Hello RubyC@t22 and a warm welcome to the site
Comorbid mental health issues can be so challenging. I'm sorry that BPD plus depression have impacted your marriage so severely.
It's OK to share as much or as little as you're comfortable with. We'll work with what you share, and while we may ask more questions for more details, it's up to you to decide what's OK with you.
I do have a few questions if you're comfortable answering them -- just to get a better picture of your situation:
how long have you been married? Do you share any children, or have any of your own (I hear he has one S16)?
Did your H receive the BPD diagnosis before or after you married? As far as you know, how did he take the diagnosis (accepting of it, in denial, relieved, angry...)? Does he also have a diagnosis for depression?
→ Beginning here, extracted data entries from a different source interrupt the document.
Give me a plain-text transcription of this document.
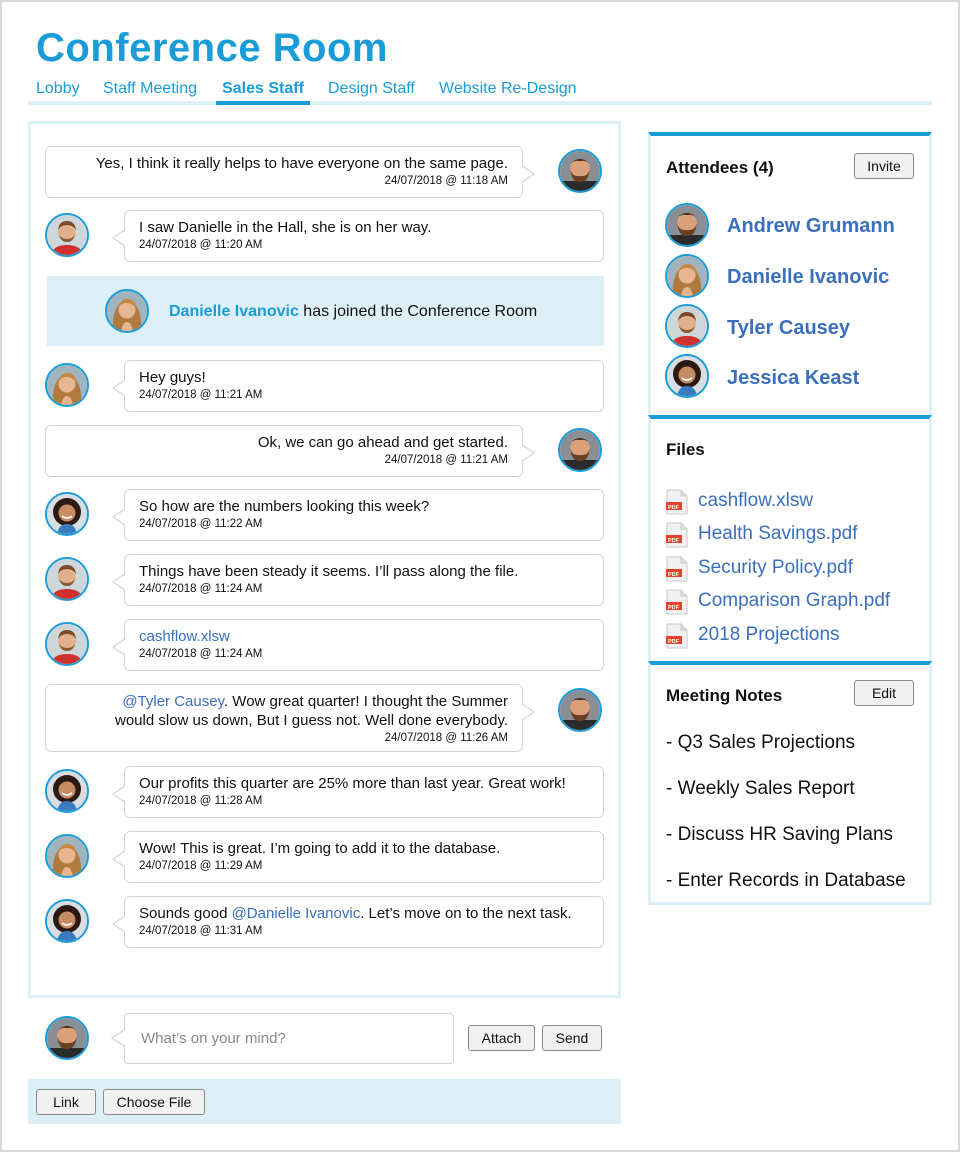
Conference Room
Lobby	Staff Meeting	Sales Staff	Design Staff	Website Re-Design
Yes, I think it really helps to have everyone on the same page.
24/07/2018 @ 11:18 AM
I saw Danielle in the Hall, she is on her way.
24/07/2018 @ 11:20 AM
Danielle Ivanovic has joined the Conference Room
Hey guys!
24/07/2018 @ 11:21 AM
Ok, we can go ahead and get started.
24/07/2018 @ 11:21 AM
So how are the numbers looking this week?
24/07/2018 @ 11:22 AM
Things have been steady it seems. I’ll pass along the file.
24/07/2018 @ 11:24 AM
cashflow.xlsw
24/07/2018 @ 11:24 AM
@Tyler Causey. Wow great quarter! I thought the Summer
would slow us down, But I guess not. Well done everybody.
24/07/2018 @ 11:26 AM
Our profits this quarter are 25% more than last year. Great work!
24/07/2018 @ 11:28 AM
Wow! This is great. I’m going to add it to the database.
24/07/2018 @ 11:29 AM
Sounds good @Danielle Ivanovic. Let’s move on to the next task.
24/07/2018 @ 11:31 AM
What’s on your mind?
Attach	Send
Link	Choose File
Attendees (4)	Invite
Andrew Grumann
Danielle Ivanovic
Tyler Causey
Jessica Keast
Files
PDF cashflow.xlsw
PDF Health Savings.pdf
PDF Security Policy.pdf
PDF Comparison Graph.pdf
PDF 2018 Projections
Meeting Notes	Edit
- Q3 Sales Projections
- Weekly Sales Report
- Discuss HR Saving Plans
- Enter Records in Database
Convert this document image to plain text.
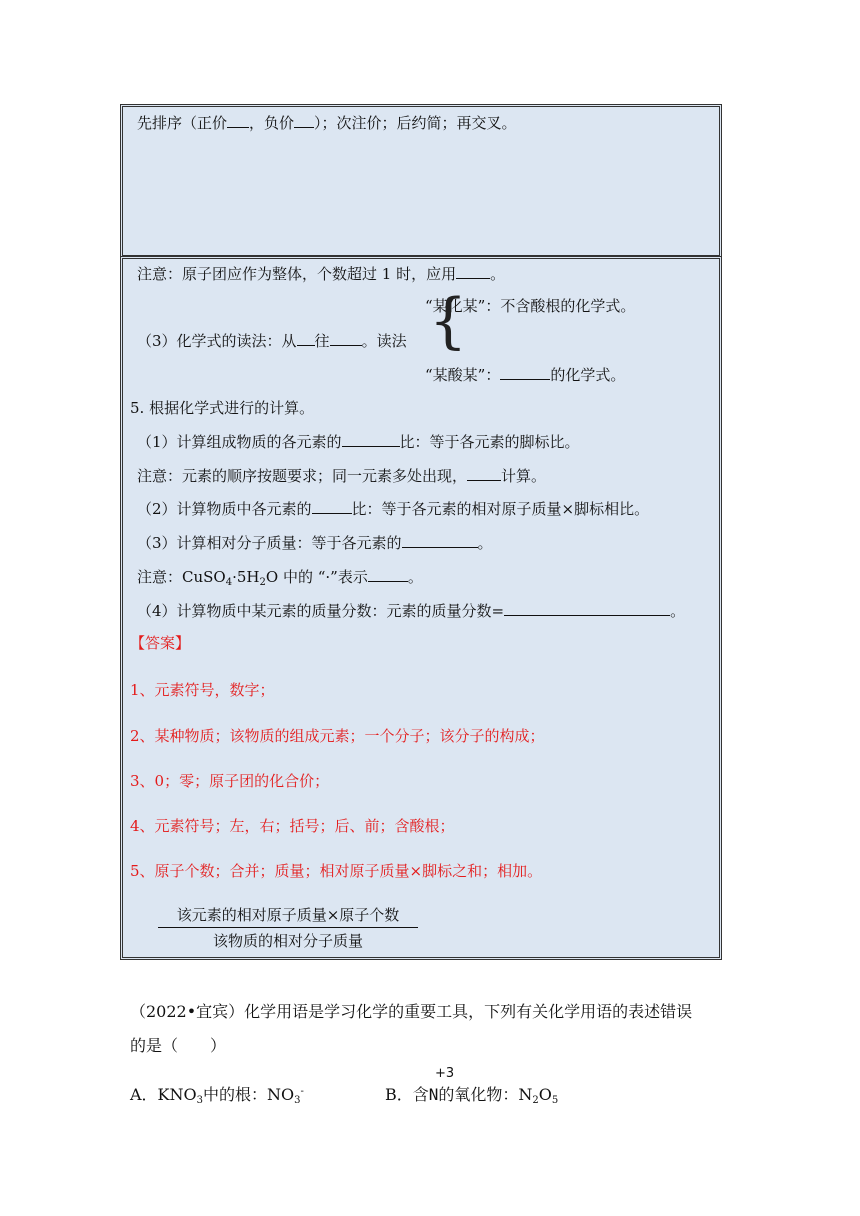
先排序（正价 ，负价 ）；次注价；后约简；再交叉。
注意：原子团应作为整体，个数超过 1 时，应用 。
“某化某”：不含酸根的化学式。
（3）化学式的读法：从 往 。读法 {
“某酸某”：	的化学式。
5. 根据化学式进行的计算。
（1）计算组成物质的各元素的	比：等于各元素的脚标比。
注意：元素的顺序按题要求；同一元素多处出现， 计算。
（2）计算物质中各元素的	比：等于各元素的相对原子质量×脚标相比。
（3）计算相对分子质量：等于各元素的	。
注意：$CuSO_4\cdot 5H_2O$ 中的 “·”表示	。
（4）计算物质中某元素的质量分数：元素的质量分数=	。
【答案】
1、元素符号，数字；
2、某种物质；该物质的组成元素；一个分子；该分子的构成；
3、0；零；原子团的化合价；
4、元素符号；左，右；括号；后、前；含酸根；
5、原子个数；合并；质量；相对原子质量×脚标之和；相加。
该元素的相对原子质量×原子个数
该物质的相对分子质量
（2022•宜宾）化学用语是学习化学的重要工具，下列有关化学用语的表述错误
的是（　　）
A．$KNO_3$中的根：$NO_3^-$
+3
B．含N的氧化物：$N_2O_5$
Have you been in any individual counseling for yourself? This is really difficult stuff.
...
It's good that you realize this:
I know there are tools and boundaries I can set to ensure I don't exhaust myself when he is painted me black. Anyone else have a similar situation or some suggestions? I know this is very vague, but I am just looking for any information I can find at this time. TIA
We can't rely on pwBPD (persons with BPD) to provide reliable, nondistorted, predictable, rational support for us -- how could they, when the disorder impairs their ability to manage their own emotions healthily? So it's great to hear that you are interested in taking care of your own energy levels and managing your own feelings when he dysregulates.
When you have a moment, take a look at our workshop on
What does it mean to take care of yourself? -- what stands out to you, or seems do-able?